US over-the-counter thermal coal prices closed mostly lower on Thursday, despite the sharp jump in the broader energy complex, led by a 5.6% increase in the front-month natural gas futures price to $4.762/MMBtu.
"Coal is marching to its own beat," said a market source, as Central Appalachian and Powder River Basin thermal coal prices closed little changed, despite the latest weekly natural gas injection data coming in below analyst expectations, lifting the prompt month natural gas futures price to a five-week high.
At the front of the curve, CAPP rail (CSX) physical July was unchanged at $59.50/st, CAPP barge July closed 25 cents/st lower to $59.25/st, and Powder River Basin 8,800-Btu/lb July physical fell 5 cents/st to $13.10/st.
Despite the sharp one-day increase in the natural gas futures market, energy research firm Global Hunter Securities said that prices could retrace.

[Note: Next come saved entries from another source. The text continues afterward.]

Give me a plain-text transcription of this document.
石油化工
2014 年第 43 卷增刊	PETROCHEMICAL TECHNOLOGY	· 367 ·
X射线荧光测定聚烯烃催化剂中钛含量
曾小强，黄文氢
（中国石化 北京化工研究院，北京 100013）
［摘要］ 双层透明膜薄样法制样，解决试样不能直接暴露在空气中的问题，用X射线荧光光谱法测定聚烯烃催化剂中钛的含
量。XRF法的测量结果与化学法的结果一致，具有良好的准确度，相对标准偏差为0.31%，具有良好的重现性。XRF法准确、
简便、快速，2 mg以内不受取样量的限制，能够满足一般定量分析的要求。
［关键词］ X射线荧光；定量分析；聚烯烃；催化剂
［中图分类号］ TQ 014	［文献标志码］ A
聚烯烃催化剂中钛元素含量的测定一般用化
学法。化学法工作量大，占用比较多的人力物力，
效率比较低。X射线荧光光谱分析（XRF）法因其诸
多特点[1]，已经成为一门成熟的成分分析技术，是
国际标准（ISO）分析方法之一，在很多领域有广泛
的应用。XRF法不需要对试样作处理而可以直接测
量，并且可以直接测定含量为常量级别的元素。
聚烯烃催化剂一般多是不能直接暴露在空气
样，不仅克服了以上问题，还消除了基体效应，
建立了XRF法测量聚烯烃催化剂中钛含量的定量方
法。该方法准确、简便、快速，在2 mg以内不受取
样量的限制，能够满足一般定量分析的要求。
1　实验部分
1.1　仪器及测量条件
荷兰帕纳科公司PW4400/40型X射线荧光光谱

"We continue to see that the natgas trading story is coiled up for a move higher, challenging the key $4.75 MMBtu level, or the chart could breakdown to visit a longer-term retracement level near $4.130 MMBtu," said GHS, in a report released shortly after the EIA natural gas inventory data.
"We are biased in favor of a move higher, and that despite moderating temperature forecasts the situation for natgas is intensely entangled into and out of coal's very low inventory situation," GHS said.
In Thursday's OTC US coal trading session, three spot month physical deals were done, but most of the day's volume was seen in the Q3 2014 and Q4 2014 terms.